Among past years which are exact matches of 2010 is 1847; an interesting year. Blessed Pius IX had been elected only months before and was still enjoying a remarkable honeymoon, even among the non-Catholic intelligentsia of Europe. He was young, liberal, modern, and progressive. In him, the Catholic Church had opened its windows to the optimistic and glorious Spirit of the Nineteenth Century. It was a time of some euphoria.

Divertingly, the next year brought something of a nemesis: 1848 produced the Spirit and Spectre of violent insurrection to haunt Europe, and Pius IX experienced the atrocities of the Roman Revolution. He learned from his experiences; he was to be the pontiff who discerned the need for the Definitions of Vatican I; I do not find it easy to see how the Church could have survived intact into the following centuries if it had not been fortified by these definitions.

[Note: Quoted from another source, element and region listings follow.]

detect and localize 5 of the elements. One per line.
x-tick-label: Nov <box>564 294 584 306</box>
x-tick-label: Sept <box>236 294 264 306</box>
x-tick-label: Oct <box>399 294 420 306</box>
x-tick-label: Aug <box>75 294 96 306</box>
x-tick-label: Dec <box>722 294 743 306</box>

And there are the glories of his Syllabus of Errors:

"If anyone shall say that the Roman Pontiff can, and ought to, reconcile himself, and come to terms with, Progress, Liberalism, and Modern Civilisation: Anathema sit.
"If any man shall say that every man is free to embrace and profess the religion which, guided by the light of Reason, he shall consider true: Anathema sit ...".

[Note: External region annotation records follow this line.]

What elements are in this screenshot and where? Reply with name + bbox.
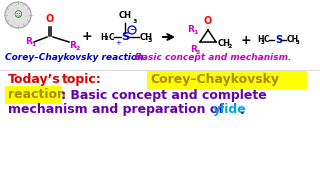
Text: 2: 2: [75, 46, 79, 51]
Text: S: S: [121, 32, 129, 42]
Text: 3: 3: [261, 39, 265, 44]
Text: R: R: [187, 26, 194, 35]
Text: .: .: [240, 103, 245, 116]
Circle shape: [128, 26, 136, 34]
Text: mechanism and preparation of: mechanism and preparation of: [8, 103, 228, 116]
Text: 3: 3: [133, 19, 137, 24]
Text: Corey–Chaykovsky reaction:: Corey–Chaykovsky reaction:: [5, 53, 150, 62]
Text: : Basic concept and complete: : Basic concept and complete: [61, 89, 267, 102]
Text: CH: CH: [218, 39, 231, 48]
Text: Corey–Chaykovsky: Corey–Chaykovsky: [150, 73, 279, 87]
Text: Today’s: Today’s: [8, 73, 61, 87]
FancyBboxPatch shape: [5, 86, 61, 104]
Text: 1: 1: [31, 42, 36, 48]
Text: C: C: [264, 35, 270, 44]
Text: O: O: [46, 14, 54, 24]
Text: R: R: [190, 46, 197, 55]
Text: H: H: [100, 33, 107, 42]
Text: reaction: reaction: [8, 89, 66, 102]
Text: H: H: [257, 35, 263, 44]
Text: CH: CH: [118, 11, 132, 20]
Text: +: +: [241, 33, 251, 46]
Text: R: R: [69, 40, 76, 50]
Text: +: +: [115, 40, 121, 46]
Text: ylide: ylide: [213, 103, 247, 116]
Text: CH: CH: [287, 35, 299, 44]
FancyBboxPatch shape: [147, 71, 307, 89]
Text: O: O: [204, 16, 212, 26]
Text: 3: 3: [148, 37, 152, 42]
Text: 1: 1: [193, 30, 197, 35]
FancyBboxPatch shape: [0, 70, 320, 180]
Text: topic:: topic:: [62, 73, 102, 87]
Text: 2: 2: [105, 37, 109, 42]
Text: 2: 2: [196, 51, 200, 55]
Text: R: R: [25, 37, 32, 46]
Text: 3: 3: [296, 39, 300, 44]
Text: Basic concept and mechanism.: Basic concept and mechanism.: [135, 53, 292, 62]
Text: ☺: ☺: [14, 10, 22, 19]
Text: C: C: [109, 33, 115, 42]
Text: +: +: [82, 30, 92, 44]
Text: CH: CH: [140, 33, 153, 42]
Text: −: −: [129, 26, 135, 35]
Circle shape: [5, 2, 31, 28]
Text: S: S: [275, 35, 282, 45]
Text: 2: 2: [227, 44, 231, 48]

You can find them all on the internet. I invite readers with the leisure to to provide arguments for the timeliness now of their favourite condemnations.

More on Cheney later.

3 comments:

Patrick Sheridan said...

I have always found it especially interesting to question certain ''conservative'' Catholics, you know ''hermeneutic of continuity'' sorts, about how they can smooth over the self-evident discrepency between the Syllabus of Modernist Errors and certain decrees of later Popes and Synods, notably Nostra Aetate, Gaudium et Spes and all that...

The so-called ''hermeneutic of continuity'' is just a pretentious cop-out, a way of ham-fistedly administering a small plaster to an enormous gash created by 20th century Popes (mostly), and their wanton damage to the Liturgy. Arguably (I did so myself in a post on my own blog about Ultramontanism and Liturgy) the Ultramontane Popes of the Counter Reformation period (Pius V onwards)have done greater damage to the Liturgy than good...

davidforster said...
This comment has been removed by the author.
davidforster said...

77. In the present day it is no longer expedient that the Catholic religion should be held as the only religion of the State, to the exclusion of all other forms of worship. -- Allocution "Nemo vestrum," July 26, 1855.

Timely because:

1. It emphasizes that religious faith is not a purely private matter, but can and must be considered in the counsels of state.

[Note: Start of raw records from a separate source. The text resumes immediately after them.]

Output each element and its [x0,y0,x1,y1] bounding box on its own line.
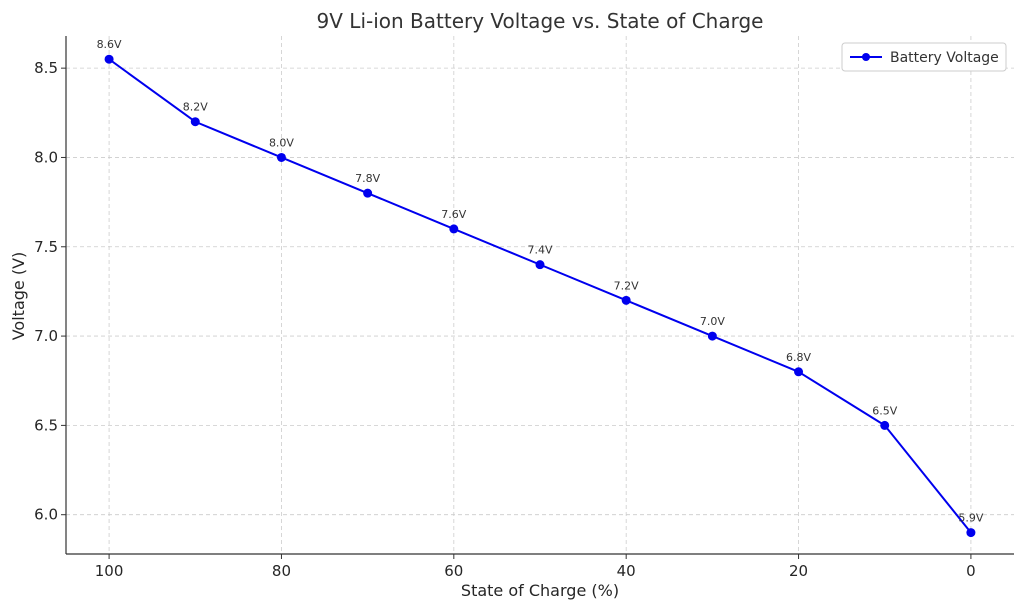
legend-label: Battery Voltage [890,50,999,66]
data-labels: 8.6V 8.2V 8.0V 7.8V 7.6V 7.4V 7.2V 7.0V 6.8V 6.5V… [97,38,984,524]
y-tick-label: 8.5 [34,59,58,77]
data-point-label: 7.6V [441,208,466,221]
x-tick-label: 60 [444,562,463,580]
legend-box [841,42,1007,72]
data-point-label: 7.4V [527,244,552,257]
data-point-label: 6.8V [786,351,811,364]
y-tick-label: 6.5 [34,416,58,434]
axes: 100 80 60 40 20 0 6.0 6.5 7.0 7.5 8.0 8.5 [34,36,1014,580]
data-point [966,528,976,538]
data-point-label: 8.6V [97,38,122,51]
data-point-label: 8.0V [269,136,294,149]
data-point [363,188,373,198]
data-point-label: 7.8V [355,172,380,185]
legend-marker-swatch [862,53,870,61]
x-tick-label: 40 [617,562,636,580]
data-point-label: 8.2V [183,101,208,114]
y-tick-label: 7.5 [34,238,58,256]
data-point [449,224,459,234]
x-axis-label: State of Charge (%) [461,581,619,600]
y-tick-label: 7.0 [34,327,58,345]
grid-lines [66,36,1014,554]
data-point [621,295,631,305]
data-point [707,331,717,341]
data-point [104,54,114,64]
data-point [276,152,286,162]
series-line [108,58,972,534]
legend: Battery Voltage [841,42,1007,72]
data-point-label: 5.9V [958,512,983,525]
y-tick-label: 6.0 [34,506,58,524]
series-layer [104,54,976,538]
x-tick-label: 20 [789,562,808,580]
data-point-label: 7.0V [700,315,725,328]
x-tick-label: 100 [95,562,124,580]
data-point [880,420,890,430]
y-tick-label: 8.0 [34,148,58,166]
data-point [535,260,545,270]
data-point [190,117,200,127]
data-point [794,367,804,377]
x-tick-label: 0 [966,562,976,580]
chart-title: 9V Li-ion Battery Voltage vs. State of C… [317,9,764,33]
x-tick-label: 80 [272,562,291,580]
data-point-label: 7.2V [614,279,639,292]
data-point-label: 6.5V [872,404,897,417]
y-axis-label: Voltage (V) [9,252,28,341]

2. It rejects the notion that it is possible to have a state (or school etc.) which is neutral in matters of religion. What the Liberals call 'neutral' is in fact rich with false presumptions.

3. It emphasizes the sovereignty of God and of Christ - over individuals, families, nations, and the whole world.

4. It restates the traditional teaching of the Church that there is no right, strictly speaking, to public profession of a false religion. (Public means in matters of state or politics; to be distinguished from private profession, in the home).

5. By referring to worship, it makes clear the intimate connection between what you believe and how you worship. A different form of worship implies a different theology.

6. It provides a timely challenge to the 'hermeneuticists of continuity' to explain how this traditional teaching is consistent with the decree of the 2nd Vatican Council on Religious Liberty.

Let nobody say that "these teachings are all very well in theory, but aren't practical nowadays." By speaking of expediency, that is precisely what this condemnation rules out.